I did not find it trivial to remove the package, and changing my default provider didn't work for whatever reason.
Sounds annoying. Did you try through the firefox (registry) - about:config? Failing that you could try something like Firefox Nightly.
I eventually got it, but I did end up doing the registry and mucking out some bits in /etc. Then I figured, "hey, I haven't tried Debian yet." So that's probably my next step... but it's looking like if you want it done right you're going to have to compile it yourself :/
I tried Mint for the same reason, and this search default really soured me on it. I didn't find it easy to remove, either. Just wanted to warn others.
I found it about ten times easier than changing the default search in IE. Clicking the Search engine icon in FF and then clicking "Get More Search Engines" takes you to: http://www.linuxmint.com/searchengines.php#siteinfo-legal

From there you just have to click the icon of the one you want. They should put them at the top of that page and not the bottom though (I added the anchor to the bottom of the page).

Fair enough, but I had an edge case where I wanted to use Pentadactyl, and it kept using the branded search as default no matter how I tried to tweak the settings. I eventually got rid of it, but it was infuriating for me that there was no simple way to hit, "I don't want this," and have it removed totally.
Linux Mint user here: This was never a big issue for me. They explain it thoroughly at http://www.linuxmint.com/searchengines.php and let you click through to install Google (plain vanilla, non-custom Google) very easily. Plus, so far this only affects Firefox, their default browser. If you use Chrom[e|ium] like I do, it's even less of an issue.

I really think the parent comment is an overreaction.

Did they install it after you installed your browser? If they did then that sucks. Otherwise it's not that bad. Probably a source of funding for the project.
It's just with the default browser and yes, it's a main source of funding. This is what they say about it:

  Search engines help fund Linux Mint: Search engines share with Linux Mint the revenue generated for them by Linux Mint users. The following search engines share revenue with us: Yahoo!, DuckDuckGo and Amazon. By using these engines for search or to make purchases, you help fund the Linux Mint project.

  Easy installation of other engines: Clear explanations and easy instructions are there in Linux Mint for users to understand why some engines aren't installed by default and how to easily install them.
from: http://linuxmint.com/rel_maya_whatsnew.php

e: Clarification

It is a source of funding, which would be fine with me, but it was also basically unusable, and it would give me weird results that I didn't get on regular Google. I also had a bit of trouble removing it. So bad experience for me overall.

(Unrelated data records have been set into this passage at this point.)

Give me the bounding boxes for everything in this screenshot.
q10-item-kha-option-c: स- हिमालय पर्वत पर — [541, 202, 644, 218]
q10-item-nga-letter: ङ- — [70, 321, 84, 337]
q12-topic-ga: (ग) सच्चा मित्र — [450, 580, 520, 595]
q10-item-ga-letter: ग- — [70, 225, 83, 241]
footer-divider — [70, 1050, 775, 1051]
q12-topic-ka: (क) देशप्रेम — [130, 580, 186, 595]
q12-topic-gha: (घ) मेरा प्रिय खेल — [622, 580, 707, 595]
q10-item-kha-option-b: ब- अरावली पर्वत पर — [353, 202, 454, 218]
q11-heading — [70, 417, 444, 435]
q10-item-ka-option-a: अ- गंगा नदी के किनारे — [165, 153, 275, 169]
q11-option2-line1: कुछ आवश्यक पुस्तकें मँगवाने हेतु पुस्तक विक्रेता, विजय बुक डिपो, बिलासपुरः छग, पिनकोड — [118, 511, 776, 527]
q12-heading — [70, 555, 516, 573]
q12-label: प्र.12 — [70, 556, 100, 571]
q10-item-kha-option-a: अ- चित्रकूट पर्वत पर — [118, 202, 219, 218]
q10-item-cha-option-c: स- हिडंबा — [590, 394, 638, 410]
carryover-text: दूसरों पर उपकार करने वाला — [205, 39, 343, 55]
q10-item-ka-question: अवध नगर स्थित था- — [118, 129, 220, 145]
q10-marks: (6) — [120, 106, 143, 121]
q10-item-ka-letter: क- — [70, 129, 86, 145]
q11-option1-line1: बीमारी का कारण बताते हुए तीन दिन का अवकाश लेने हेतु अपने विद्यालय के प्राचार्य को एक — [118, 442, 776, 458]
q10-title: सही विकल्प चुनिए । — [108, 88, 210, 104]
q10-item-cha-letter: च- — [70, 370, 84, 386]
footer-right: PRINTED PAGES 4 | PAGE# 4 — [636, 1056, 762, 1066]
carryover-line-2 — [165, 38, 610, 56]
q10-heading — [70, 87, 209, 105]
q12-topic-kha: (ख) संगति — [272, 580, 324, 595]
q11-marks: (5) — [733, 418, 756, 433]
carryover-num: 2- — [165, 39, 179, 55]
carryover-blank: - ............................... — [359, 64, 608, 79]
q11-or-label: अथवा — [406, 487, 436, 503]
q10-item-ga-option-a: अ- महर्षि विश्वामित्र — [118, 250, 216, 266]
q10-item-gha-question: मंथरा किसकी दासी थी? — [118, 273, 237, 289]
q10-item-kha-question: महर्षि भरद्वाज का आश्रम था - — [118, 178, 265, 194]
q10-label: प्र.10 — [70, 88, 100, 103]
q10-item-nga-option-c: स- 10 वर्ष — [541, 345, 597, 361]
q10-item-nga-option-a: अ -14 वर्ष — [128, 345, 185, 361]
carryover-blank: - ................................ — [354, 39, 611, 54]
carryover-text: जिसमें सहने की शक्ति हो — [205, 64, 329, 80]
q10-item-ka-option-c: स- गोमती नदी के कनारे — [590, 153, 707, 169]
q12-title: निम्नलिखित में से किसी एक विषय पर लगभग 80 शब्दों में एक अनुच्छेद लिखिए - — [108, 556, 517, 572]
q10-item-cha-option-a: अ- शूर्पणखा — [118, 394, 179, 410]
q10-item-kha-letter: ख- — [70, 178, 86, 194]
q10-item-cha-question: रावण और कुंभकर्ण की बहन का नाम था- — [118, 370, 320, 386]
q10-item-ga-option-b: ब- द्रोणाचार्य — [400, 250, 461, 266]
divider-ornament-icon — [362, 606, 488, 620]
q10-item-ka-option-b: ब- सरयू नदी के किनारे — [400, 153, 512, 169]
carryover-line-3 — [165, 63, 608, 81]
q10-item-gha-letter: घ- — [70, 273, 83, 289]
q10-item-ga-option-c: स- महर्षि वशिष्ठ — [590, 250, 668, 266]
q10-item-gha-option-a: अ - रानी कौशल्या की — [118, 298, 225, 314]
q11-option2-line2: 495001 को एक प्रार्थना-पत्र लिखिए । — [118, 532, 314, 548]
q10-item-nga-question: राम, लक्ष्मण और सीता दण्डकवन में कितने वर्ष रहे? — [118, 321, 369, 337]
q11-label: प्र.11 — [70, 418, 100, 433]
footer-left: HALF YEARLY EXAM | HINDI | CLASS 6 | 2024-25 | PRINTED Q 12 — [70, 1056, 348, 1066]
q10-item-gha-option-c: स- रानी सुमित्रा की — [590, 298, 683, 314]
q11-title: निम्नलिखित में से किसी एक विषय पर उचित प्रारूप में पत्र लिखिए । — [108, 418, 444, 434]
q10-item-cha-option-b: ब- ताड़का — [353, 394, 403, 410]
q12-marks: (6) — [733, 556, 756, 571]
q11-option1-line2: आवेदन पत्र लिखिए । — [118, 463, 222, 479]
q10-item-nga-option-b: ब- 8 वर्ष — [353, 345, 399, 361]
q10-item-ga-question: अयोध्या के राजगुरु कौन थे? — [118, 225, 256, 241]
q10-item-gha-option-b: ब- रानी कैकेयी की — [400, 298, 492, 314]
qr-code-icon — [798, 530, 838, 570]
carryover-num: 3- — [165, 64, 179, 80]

Edit: no, they weren't so sinister as to install it with another package, it's part of the Firefox extensions in the default install.

Since Linux Mint 12 this is not the case anymore. They listened to their users, and removed the Google Custom Search.

As a convenience to its users, Linux Mint has a dedicated webpage where you can easily add search easily with one click: http://www.linuxmint.com/searchengines.php You can of course add search engines in any other Firefox supported way also.

Brilliant, I'll have to look at it again.
And you don't have any problem with IE being packed with Bing search out of the box ?
I use neither Windows nor IE, but I am assuming it's set as a preference and not installed as an extension.